Here’s some really last minute notice but I’m telling a story tonight between 7-9pm pst on KXLU, 88.9 “The Mystic Pete Chronicles – Tales of Love and Madness.” Streaming also online. It’s a quaint little story about the time I got a Diva Cup stuck in me and had to call friends to help me get it out.
I just got off the phone with Pearl J Park, a filmmaker in NYC who is doing a documentary on depression among APAs. She was interested in shooting the show in NY for her doc. I found myself getting into the old familiar rant that I’ve been getting into lately about how much I hate Q&As, how I resent being a “spokesperson” for all things traumatic and suicidal, how I resent being the “go-to” girl when you need to talk to someone “authentically mentally ill”.
Poor woman had to listen to me ranting about this. Poor me had to rant.
Also my dear readers, I don’t know if you are listening out there, but here I go again, screaming into the sky. I really appreciate your support, but please know I am DONE with adding new parts of the show. I don’t need to talk to any more depressed people. I don’t need to read any more articles. And I don’t need to be forwarded anything anymore. I appreciate you volunteering information to me. But I’m DONE.
PLEASE STOP SENDING ME ARTICLES, RECOMMENDATION ON DEPRESSED PEOPLE TO TALK TO, AND RECOMMENDATIONS FOR NEW SECTIONS ON THE SHOW.
AND NO. I’M NOT GOING TO DO A SHOW ABOUT ASIAN MEN AND DEPRESSION.
LEAVE ME ALONE!!!!
One thing Pearl said on the phone is how important it is to protect our vision as artists and to protect ourselves. I look back at the last year of putting this show together and feel like the community has metaphorically raped me. I know… this is an extreme thing to say. But I feel like very few people in their interest in their show actually cared about what my artistic vision was, and instead have pushed their agenda on me to enact. I especially felt raped by my audience during my Q&As in the Bay Area. There I was up onstage, letting myself be vulnerable and miscontextualized. Being asked to expose my most private parts. And unable to say no or stop it. It was horrible.
I don’t ever want that to happen again.
I was asked once to be on a radio show where the topic would be depression and suicide among APAs. I said I was happy to come on and talk about my show and the tricky process of trying to make it. But they wanted me to come on as an “authentically suicidal woman” and talk about my non-existent “experiences of being suicidal.” NO THANKS! I’m not going to even begin to tell you how annoying and wrong that was.

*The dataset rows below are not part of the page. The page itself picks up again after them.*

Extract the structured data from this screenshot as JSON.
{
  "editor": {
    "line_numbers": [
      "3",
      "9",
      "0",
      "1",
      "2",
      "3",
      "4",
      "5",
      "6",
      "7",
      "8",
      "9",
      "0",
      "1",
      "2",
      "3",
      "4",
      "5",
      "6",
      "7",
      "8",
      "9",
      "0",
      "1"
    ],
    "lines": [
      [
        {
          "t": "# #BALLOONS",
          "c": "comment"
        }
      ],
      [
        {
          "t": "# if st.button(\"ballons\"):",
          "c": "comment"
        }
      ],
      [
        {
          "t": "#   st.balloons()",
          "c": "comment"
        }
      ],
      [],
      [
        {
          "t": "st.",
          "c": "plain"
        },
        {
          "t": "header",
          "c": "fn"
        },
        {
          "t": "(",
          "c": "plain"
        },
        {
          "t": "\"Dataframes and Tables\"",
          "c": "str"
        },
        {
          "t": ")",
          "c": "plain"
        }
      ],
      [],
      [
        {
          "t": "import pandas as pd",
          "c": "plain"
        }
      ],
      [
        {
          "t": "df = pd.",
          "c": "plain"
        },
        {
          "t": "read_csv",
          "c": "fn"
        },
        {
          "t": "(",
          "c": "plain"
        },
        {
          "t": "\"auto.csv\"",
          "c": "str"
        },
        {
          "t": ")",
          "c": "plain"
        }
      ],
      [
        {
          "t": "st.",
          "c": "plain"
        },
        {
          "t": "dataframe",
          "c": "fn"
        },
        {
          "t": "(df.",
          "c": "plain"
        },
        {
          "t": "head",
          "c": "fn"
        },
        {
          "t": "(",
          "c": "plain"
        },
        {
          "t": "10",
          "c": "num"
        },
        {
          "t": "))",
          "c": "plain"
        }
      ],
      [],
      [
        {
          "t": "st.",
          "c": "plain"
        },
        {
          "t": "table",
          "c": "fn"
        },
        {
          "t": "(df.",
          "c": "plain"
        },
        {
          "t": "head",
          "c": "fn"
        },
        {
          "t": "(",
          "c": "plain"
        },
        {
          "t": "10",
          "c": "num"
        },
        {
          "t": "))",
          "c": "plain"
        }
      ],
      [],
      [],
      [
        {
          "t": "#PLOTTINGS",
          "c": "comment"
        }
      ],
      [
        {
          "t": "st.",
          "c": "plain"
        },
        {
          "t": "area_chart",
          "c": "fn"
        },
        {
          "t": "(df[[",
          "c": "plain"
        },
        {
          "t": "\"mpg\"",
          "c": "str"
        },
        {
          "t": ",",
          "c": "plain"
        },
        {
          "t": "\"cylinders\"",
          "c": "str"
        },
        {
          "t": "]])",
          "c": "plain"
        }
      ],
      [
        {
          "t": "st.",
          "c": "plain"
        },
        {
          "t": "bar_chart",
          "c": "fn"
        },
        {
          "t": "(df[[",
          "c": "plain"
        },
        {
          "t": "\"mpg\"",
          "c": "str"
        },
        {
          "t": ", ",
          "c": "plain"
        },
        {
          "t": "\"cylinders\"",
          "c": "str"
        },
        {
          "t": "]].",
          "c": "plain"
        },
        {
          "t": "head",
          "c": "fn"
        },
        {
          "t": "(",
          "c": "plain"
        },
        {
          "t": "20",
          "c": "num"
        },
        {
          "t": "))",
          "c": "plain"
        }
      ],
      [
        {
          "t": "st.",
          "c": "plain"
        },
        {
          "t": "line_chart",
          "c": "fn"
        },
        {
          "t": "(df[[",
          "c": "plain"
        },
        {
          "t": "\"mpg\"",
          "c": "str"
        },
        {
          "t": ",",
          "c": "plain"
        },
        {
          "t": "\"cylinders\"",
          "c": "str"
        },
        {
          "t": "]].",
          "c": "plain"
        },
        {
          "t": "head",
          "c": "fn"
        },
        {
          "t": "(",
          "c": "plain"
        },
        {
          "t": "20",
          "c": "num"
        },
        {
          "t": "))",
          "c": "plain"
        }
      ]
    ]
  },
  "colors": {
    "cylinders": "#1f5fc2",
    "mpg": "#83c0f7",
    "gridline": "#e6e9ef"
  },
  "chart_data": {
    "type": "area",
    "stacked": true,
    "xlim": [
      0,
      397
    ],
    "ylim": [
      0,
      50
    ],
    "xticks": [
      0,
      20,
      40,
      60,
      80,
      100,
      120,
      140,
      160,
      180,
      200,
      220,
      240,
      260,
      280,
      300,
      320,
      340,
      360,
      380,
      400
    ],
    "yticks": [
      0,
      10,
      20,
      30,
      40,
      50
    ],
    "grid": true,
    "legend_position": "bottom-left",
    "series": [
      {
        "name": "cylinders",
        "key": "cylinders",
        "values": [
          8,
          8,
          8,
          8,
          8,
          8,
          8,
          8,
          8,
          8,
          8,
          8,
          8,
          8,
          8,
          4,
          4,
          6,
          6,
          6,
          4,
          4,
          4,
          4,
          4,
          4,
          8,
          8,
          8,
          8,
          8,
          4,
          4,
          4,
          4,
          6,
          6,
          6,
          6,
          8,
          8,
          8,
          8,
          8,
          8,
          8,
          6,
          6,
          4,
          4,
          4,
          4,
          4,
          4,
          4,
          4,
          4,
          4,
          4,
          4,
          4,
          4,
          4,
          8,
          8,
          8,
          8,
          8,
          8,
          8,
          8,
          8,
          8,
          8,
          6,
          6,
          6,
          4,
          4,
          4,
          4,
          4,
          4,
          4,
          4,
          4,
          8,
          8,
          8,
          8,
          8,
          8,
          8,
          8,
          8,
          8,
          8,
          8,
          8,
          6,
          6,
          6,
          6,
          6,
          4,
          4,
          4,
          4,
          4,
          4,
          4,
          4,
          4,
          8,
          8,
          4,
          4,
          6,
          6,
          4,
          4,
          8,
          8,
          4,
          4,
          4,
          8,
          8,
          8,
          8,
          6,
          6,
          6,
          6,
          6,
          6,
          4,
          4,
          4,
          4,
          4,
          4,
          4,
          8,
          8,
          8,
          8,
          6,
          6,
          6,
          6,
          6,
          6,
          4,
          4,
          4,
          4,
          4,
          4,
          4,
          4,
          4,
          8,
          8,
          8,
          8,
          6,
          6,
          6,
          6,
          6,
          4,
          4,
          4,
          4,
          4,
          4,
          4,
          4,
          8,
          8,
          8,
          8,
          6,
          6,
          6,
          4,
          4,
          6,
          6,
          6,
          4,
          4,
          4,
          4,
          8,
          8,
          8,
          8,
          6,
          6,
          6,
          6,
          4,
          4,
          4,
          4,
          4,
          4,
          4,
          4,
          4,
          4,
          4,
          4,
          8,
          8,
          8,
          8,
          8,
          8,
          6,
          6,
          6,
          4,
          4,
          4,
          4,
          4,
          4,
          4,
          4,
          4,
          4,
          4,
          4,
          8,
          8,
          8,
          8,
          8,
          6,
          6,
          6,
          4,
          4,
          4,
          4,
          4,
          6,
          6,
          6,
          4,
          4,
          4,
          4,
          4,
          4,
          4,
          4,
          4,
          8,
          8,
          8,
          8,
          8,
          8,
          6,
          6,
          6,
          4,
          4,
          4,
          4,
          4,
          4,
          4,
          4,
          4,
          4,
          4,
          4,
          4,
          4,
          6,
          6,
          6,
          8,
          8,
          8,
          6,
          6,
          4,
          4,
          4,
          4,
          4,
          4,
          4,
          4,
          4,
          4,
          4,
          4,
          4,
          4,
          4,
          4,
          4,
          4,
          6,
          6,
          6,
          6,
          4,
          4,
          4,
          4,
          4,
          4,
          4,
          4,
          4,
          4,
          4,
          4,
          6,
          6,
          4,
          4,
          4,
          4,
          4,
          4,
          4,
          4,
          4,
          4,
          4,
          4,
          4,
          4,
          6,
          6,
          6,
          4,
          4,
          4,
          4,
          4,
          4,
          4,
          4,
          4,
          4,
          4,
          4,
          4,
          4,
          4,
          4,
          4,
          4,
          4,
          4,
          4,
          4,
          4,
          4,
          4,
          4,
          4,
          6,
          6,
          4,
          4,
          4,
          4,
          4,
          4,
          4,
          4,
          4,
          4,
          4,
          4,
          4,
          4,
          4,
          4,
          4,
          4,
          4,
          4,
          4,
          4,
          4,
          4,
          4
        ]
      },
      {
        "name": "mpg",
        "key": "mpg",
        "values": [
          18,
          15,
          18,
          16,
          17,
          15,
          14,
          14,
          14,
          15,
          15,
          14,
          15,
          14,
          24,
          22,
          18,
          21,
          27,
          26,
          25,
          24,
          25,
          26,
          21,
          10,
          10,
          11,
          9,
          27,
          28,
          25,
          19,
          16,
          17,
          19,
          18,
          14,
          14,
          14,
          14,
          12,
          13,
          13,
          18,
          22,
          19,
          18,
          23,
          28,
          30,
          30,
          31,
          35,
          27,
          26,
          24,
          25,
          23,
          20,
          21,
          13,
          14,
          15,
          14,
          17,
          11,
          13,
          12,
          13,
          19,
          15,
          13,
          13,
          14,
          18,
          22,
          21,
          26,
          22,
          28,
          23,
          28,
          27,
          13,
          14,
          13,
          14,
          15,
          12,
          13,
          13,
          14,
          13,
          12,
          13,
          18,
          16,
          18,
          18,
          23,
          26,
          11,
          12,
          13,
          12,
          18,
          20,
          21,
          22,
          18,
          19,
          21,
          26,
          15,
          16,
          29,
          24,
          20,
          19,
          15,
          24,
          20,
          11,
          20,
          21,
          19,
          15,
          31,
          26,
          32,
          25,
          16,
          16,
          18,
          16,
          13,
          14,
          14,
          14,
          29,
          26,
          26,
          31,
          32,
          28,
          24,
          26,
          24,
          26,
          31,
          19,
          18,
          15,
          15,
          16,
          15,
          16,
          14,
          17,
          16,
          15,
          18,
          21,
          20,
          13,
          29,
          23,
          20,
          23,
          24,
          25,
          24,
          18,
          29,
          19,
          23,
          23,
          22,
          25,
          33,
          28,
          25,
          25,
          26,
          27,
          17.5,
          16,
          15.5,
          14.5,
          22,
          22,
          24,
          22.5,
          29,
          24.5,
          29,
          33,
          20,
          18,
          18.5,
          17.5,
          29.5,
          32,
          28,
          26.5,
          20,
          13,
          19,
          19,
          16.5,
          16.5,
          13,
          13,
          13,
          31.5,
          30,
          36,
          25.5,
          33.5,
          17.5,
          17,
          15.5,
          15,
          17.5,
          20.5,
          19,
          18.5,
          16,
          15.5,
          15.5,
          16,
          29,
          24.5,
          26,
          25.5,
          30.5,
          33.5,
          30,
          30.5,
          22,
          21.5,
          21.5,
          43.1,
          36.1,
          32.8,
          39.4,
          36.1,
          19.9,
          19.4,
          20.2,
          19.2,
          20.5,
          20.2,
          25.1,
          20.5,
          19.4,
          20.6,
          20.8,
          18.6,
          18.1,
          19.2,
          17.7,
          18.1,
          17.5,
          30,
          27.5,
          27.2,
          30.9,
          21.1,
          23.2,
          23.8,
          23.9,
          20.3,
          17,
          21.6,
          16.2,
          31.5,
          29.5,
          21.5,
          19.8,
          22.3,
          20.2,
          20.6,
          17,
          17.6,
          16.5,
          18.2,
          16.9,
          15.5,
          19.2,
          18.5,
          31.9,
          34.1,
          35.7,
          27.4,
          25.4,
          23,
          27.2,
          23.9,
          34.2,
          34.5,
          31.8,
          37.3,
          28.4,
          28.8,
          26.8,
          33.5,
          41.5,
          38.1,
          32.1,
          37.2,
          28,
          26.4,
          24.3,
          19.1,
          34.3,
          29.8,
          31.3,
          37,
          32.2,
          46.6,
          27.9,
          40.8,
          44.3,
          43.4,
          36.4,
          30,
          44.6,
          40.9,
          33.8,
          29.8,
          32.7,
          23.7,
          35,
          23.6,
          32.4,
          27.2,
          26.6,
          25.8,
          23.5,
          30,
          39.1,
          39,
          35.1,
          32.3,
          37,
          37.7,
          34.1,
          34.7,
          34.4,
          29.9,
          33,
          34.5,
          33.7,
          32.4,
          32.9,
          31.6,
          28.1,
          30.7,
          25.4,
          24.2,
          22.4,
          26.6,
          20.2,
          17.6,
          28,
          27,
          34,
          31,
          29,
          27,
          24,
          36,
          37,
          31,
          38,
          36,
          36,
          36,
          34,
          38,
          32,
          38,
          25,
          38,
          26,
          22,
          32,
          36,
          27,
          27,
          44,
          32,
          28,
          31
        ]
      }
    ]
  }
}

Nurit, my director said, “You know, you get those questions, because you invite people to invade you like that. If you don’t want that to happen, then don’t do the Q&A.”
Leilani suggested that we put cards in the program and feedback can be written in those cards instead of asked during the Q&A.
I really feel it time to put my foot down. So from here on out. No more Q&As. We are scrapping the Q&A in LA. There’s no reason for them. I get nothing from them but grief. I’m totally incoherent during them. I’ll do them at schools, if they want them to be done and if there are enough moderators present. But no more fielding questions from people that serve no purpose but to agitate me.
And now… onto other less agitated news.
The folks at Lunapads found my blog and invited me especially to enter their commercial contest. I put this together in an hour.
I think I got a good shot of winning since there were only 6 entries.
I will win more cloth pads if I am picked. Yay.
My friend Alex in London did a response video. Ironically, his has more views than mine.